The upriver men moved 32,000 tons in their best year and only 273 tons in 1932. The entire basin's trade was moribund. During these years of declining commerce, various pieces of legislation required local interests to help pay for special installations. These brought private and Government efforts together. While there was a struggle to obtain funds for the 6-foot channel below Kansas City, the Missouri Engineers found that they could get money to build projects in cooperation with local interests. Because of the cost-sharing provisions, the Engineers entered into a partnership with the railroads for bank protection and erosion prevention at several locations.

Local communities sometimes balked at the cost when told they would have to pay for portions of Corps projects that would protect them. Towns such as St. Joseph quickly raised $50,000 to obtain protection, as required in the River and Harbor Act of 1905, but the towns of Niobrara, Vermillion, and Yankton refused to participate in Corps projects later in the period. The Engineers extensively repaired Yankton's dike and extended it 1,020 feet before the war. Yankton citizens still would not pay for any further work.

On 28 January 1911 , Major Schulz and 30 prominent politicians and engineers of the Omaha Council Bluffs area discussed a 20-mile bank protection plan for the riverfront. Schulz stated that the project would cost over $1 million and that Nebraska and Iowa should contribute $547,000 of the cost. The local interests adjourned, reconvened 5 days later, and decided not to share the cost; the river was an artery of interstate commerce and therefore a Federal responsibility.

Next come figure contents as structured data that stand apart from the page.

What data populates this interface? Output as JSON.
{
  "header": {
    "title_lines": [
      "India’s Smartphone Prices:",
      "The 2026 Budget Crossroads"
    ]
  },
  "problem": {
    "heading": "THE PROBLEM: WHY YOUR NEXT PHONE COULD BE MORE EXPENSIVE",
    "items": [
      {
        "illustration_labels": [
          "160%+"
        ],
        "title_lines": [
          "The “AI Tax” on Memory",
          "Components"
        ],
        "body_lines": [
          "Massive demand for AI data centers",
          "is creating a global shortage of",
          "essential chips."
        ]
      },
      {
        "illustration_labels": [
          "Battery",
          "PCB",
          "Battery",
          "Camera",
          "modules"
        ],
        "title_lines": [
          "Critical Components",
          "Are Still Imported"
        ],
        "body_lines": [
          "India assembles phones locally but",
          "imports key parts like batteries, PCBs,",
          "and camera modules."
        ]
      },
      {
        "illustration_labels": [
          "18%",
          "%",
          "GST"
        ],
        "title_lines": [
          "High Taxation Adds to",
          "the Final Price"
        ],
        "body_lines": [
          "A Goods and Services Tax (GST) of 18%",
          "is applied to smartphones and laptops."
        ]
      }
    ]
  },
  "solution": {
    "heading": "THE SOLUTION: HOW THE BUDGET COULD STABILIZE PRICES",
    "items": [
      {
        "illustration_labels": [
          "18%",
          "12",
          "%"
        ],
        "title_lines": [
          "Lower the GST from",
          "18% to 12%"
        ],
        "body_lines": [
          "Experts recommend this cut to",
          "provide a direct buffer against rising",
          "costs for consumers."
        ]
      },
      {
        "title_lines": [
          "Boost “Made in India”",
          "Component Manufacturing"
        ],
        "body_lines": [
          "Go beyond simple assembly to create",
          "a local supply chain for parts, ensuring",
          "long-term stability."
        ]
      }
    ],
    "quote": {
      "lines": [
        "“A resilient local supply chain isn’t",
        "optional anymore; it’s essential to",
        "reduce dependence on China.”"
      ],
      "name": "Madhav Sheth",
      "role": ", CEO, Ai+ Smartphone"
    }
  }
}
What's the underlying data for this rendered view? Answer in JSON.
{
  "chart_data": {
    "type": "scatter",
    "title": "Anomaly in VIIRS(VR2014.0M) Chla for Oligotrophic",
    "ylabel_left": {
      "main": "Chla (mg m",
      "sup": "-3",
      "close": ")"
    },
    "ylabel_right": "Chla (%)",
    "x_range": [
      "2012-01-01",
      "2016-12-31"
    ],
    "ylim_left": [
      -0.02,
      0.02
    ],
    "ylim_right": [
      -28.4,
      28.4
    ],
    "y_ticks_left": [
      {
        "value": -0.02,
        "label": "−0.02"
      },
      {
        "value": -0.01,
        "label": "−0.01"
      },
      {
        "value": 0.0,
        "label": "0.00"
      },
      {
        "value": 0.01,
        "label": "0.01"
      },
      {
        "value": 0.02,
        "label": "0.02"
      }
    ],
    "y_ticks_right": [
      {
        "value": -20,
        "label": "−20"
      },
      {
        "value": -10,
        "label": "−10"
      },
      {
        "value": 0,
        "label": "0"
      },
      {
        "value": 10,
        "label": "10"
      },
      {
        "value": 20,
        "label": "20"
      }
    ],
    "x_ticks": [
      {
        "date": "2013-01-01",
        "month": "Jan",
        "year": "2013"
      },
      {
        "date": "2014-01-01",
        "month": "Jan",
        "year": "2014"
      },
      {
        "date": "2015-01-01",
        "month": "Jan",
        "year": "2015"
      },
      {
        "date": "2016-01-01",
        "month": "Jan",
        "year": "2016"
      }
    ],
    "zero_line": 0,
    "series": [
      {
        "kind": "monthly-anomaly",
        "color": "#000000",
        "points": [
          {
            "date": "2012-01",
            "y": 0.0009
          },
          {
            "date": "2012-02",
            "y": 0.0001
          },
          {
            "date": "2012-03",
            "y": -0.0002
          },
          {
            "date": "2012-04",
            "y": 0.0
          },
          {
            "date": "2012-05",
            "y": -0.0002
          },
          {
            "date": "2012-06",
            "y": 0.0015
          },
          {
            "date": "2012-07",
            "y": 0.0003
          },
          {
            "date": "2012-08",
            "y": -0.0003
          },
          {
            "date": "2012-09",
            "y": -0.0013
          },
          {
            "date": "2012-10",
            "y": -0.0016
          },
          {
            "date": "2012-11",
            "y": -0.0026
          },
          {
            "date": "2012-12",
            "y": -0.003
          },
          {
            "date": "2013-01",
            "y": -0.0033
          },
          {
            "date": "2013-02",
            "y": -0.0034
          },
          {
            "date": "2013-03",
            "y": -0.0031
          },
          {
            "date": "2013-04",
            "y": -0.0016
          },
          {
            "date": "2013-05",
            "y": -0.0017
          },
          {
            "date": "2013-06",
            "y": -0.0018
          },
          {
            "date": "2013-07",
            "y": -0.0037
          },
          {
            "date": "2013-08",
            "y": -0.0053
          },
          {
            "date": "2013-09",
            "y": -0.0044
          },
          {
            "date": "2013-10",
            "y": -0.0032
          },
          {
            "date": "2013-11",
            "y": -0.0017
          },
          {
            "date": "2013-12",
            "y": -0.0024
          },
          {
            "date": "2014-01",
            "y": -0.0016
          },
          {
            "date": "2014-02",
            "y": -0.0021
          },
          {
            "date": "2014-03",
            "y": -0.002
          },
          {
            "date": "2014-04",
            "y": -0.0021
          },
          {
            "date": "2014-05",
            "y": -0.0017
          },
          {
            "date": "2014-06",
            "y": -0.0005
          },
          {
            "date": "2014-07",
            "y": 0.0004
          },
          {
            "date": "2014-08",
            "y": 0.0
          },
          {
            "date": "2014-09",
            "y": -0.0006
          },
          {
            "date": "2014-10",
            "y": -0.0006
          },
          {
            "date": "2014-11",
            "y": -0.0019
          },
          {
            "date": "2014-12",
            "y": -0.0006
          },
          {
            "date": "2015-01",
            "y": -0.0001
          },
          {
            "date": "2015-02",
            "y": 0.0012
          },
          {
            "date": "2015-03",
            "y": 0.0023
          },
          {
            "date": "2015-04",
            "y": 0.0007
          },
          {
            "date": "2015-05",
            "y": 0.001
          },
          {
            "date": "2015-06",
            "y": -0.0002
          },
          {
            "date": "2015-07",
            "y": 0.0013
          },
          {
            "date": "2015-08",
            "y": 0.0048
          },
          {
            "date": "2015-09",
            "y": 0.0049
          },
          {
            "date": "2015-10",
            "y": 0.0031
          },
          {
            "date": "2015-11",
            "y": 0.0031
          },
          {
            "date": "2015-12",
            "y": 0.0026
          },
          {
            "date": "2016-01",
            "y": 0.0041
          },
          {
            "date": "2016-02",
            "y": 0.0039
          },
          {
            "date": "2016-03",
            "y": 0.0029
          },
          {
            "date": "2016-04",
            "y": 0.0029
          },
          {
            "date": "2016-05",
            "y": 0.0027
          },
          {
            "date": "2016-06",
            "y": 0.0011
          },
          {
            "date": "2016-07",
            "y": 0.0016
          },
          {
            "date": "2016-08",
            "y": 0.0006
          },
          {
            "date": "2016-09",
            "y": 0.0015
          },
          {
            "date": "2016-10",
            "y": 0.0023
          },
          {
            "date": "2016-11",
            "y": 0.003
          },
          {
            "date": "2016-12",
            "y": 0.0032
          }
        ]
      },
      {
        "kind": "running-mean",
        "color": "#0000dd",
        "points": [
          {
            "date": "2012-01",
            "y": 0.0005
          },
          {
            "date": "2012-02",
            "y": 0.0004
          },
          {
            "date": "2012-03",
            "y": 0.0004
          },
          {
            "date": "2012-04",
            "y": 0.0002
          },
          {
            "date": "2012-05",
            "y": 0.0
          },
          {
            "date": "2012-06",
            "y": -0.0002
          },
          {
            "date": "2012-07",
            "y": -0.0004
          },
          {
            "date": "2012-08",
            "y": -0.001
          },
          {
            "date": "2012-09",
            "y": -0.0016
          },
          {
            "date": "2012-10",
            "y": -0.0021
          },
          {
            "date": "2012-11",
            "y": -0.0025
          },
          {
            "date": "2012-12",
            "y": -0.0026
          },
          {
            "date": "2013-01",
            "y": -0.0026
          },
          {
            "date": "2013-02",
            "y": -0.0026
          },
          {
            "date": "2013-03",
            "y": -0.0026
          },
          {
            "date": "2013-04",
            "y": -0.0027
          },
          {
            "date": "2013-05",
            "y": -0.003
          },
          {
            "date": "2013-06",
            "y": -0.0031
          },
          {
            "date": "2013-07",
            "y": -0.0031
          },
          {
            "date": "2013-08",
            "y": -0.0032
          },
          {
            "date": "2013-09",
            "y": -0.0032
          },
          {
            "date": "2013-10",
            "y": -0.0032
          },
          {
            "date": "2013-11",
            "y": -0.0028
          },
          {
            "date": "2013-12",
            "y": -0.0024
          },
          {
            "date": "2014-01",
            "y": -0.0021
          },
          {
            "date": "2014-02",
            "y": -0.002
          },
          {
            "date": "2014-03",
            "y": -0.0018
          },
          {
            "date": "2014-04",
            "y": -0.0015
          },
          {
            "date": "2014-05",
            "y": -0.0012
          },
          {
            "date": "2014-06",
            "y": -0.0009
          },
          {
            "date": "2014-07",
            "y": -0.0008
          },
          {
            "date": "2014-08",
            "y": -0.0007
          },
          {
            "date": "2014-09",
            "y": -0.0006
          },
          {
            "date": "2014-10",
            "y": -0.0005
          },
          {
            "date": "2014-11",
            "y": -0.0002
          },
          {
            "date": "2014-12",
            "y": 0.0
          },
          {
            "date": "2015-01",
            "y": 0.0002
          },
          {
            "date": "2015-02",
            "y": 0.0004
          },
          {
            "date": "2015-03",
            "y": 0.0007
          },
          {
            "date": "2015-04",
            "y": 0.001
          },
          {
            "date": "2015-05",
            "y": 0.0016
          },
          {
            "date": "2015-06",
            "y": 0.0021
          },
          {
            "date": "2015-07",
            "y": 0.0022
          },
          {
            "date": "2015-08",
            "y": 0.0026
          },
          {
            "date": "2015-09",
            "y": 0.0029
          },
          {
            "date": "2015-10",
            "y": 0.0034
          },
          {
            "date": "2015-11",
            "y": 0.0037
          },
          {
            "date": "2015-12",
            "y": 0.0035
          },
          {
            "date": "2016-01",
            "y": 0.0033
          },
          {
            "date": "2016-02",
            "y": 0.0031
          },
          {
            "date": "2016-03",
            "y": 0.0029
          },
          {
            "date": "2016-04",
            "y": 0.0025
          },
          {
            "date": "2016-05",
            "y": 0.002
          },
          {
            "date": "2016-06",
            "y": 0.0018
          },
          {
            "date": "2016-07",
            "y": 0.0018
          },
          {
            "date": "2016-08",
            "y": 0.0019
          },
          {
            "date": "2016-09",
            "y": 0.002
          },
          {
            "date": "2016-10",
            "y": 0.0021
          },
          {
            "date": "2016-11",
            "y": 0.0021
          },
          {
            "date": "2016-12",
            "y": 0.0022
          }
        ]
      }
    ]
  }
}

The Board of Engineers for Rivers and Harbors reviewed the project and asked for public comment on the proposal. After receiving only two replies, the Board recommended against the plan for three reasons . The commerce it would foster would be insignificant, general navigation would receive few benefits, and cooperation could not be secured. In spite of an apparent decline of interest in cooperative improvements, the Great Lakes-to-Gulf plan still had advocates, among them Secretary of Commerce Herbert Hoover. To obtain the support of the midwestern congressional delegation, Hoover included the Missouri in his 1926 scheme when he presented it to Congress. The lawmakers authorized the Corps to extend the Missouri's 6-foot channel
past Omaha to Sioux City.

The Missouri River Navigation Association also lobbied successfully for a requirement to determine if the channel should be deepened to 9 feet.  At the start of the 1930's, Kansas City District Engineer Major Gordon R. Young advocated the 9-foot channel. He advocated additional regulation of the river with dikes and revetments rather than flow-regulating dams to obtain the 9-foot channel. Nevertheless, he correctly understood the nature of the braided, sinuous river with its many channels. "The first task," he wrote, "is not so much to 'regulate' the river in the Continental sense as to obtain a river to regulate."

In the 50 years after Suter first advocated systematic improvement of the river in 1881, substantial progress occurred only on the lower river. From Kansas City to the mouth, a "completely controlled and regulated six-foot channel was almost a reality." Ninety-two percent of the work, authorized by the River and Harbor Act of 1912, was done. Farther upstream, on the middle river between Kansas City and Sioux City, a similar project was just 5 years old and had achieved only a 3-foot navigation depth.

On the upper river, from Sioux City to Fort Benton, the work conducted for 20 years resulted in protected banks near landings, towns, and railroad crossings. The channel was "little different from an unimproved stream" with a practicable depth of 2.5 feet.